Ice Cream Shoppe
A shareable, map-backed archive of 155 ice cream ratings — plus the pints coming out of my own kitchen.
Context
Since 2020, every worthwhile scoop lived in the same place: an Apple Note, backed by an iPhone album. It worked for me, but it made the archive impossible to browse, map, or send to someone asking for a recommendation. The Shoppe turns that private habit into a public record that feels as personal as the source material.
Challenge
The source was real but unstructured: 155 ratings, one photo per tasting, inconsistent shop names, and locations split between notes and photo metadata. The work was not just a gallery. It had to preserve the chronology, surface the best recommendations, group repeat visits accurately, and make a big collection feel easy to explore on a phone.
Insight
The right metaphor was a shop, not a spreadsheet.
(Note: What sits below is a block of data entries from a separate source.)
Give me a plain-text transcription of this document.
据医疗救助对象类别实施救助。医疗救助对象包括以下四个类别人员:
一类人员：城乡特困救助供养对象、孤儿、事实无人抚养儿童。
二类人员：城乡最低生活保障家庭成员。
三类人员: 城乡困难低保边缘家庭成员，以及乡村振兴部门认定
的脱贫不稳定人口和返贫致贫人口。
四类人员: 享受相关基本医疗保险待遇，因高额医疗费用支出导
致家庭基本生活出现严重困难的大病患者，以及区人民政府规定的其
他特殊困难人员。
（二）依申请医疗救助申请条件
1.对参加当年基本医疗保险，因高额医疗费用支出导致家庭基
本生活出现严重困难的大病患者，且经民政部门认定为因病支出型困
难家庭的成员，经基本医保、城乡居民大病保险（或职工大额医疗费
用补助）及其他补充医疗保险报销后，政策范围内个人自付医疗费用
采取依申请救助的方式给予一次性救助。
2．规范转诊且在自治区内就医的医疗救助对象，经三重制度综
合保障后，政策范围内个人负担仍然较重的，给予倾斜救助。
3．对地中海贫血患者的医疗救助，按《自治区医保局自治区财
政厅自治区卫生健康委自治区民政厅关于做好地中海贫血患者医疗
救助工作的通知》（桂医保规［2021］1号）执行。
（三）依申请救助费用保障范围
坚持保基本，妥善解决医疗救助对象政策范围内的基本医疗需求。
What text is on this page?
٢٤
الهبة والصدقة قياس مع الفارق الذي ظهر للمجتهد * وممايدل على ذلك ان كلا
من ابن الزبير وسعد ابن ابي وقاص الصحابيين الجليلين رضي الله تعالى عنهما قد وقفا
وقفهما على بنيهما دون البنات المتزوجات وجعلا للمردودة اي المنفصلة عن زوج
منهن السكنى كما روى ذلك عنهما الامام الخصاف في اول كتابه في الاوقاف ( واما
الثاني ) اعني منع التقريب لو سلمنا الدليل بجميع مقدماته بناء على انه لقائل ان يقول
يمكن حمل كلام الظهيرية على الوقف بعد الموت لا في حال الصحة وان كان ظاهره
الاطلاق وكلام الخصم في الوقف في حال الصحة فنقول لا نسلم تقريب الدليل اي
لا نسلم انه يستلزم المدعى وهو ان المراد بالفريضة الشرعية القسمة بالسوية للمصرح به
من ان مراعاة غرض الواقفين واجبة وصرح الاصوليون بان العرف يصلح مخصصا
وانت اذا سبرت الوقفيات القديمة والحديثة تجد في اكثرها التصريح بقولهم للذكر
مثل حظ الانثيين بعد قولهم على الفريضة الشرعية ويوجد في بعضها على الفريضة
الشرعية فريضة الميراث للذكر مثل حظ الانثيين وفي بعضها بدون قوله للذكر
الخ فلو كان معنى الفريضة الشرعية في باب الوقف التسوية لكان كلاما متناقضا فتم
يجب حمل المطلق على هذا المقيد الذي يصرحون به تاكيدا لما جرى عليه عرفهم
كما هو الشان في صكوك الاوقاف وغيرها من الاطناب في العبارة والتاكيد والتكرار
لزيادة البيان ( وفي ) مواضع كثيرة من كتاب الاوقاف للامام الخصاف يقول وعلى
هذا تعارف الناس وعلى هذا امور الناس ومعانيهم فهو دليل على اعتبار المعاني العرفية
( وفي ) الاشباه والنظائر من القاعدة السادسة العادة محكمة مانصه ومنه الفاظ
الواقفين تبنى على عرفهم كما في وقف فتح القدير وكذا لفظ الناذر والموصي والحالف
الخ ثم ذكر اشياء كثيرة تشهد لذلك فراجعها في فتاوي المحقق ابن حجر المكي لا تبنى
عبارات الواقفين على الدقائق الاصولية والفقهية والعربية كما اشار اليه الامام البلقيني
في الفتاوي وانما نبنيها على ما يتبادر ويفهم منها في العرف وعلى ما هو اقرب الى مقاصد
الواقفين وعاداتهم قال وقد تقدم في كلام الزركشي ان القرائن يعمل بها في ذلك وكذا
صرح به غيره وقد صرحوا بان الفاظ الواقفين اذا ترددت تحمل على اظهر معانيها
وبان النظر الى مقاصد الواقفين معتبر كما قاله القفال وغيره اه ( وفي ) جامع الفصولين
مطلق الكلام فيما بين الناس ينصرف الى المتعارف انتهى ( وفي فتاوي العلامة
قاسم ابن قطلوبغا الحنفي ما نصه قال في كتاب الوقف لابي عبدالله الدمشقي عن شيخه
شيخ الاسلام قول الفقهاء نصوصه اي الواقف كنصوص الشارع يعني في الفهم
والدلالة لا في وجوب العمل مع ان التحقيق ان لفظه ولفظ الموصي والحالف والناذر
The interface needed the warmth of a handwritten tasting archive while doing the quiet data work underneath: sorting, map grouping, consistent naming, full-photo viewing, and an update path that would not make adding the next scoop feel like a chore.
Execution
Imported and normalized 155 Apple Notes ratings and their corresponding iPhone photos into a structured collection, including repeat-shop aliases and Mexican peso formatting.
Built the Cherry Ledge tasting cards for recency, rank, and shop-name sorting, with mobile-first photo crops that open into a full-image viewer when a closer look matters.
Mapped all 155 ratings to 96 destinations with grouped markers, repeat-visit counts, tasting summaries, and directions links.
Separated the 17 Made by Mitch pints from the rankings so the personal experiments can live beside the archive without becoming a long menu of projects.
Connected the separate Ice Cream Mode experiment to the Shoppe as an optional entry point, while keeping the archive fully usable on its own with Mode turned off.
Added a map audit that verifies every rating has valid coordinates and protects multi-visit destinations from silently splitting apart.
Impact
The list is now a living recommendation engine instead of a private note. I can point someone to a recent scoop, a top-ranked favorite, a city on the map, or a flavor from my own kitchen — and the next rating has a clear place to go.
Work


Every tasting carries its original photo, date, shop, price, and score — structured enough to sort, but still recognizably personal.

Made by Mitch gets its own shelf: a handful of pints and experiments that belong beside the archive, not mixed into its ranking system.

Multiple photos are available when a batch needs more than one angle — with an image viewer that preserves the original frame.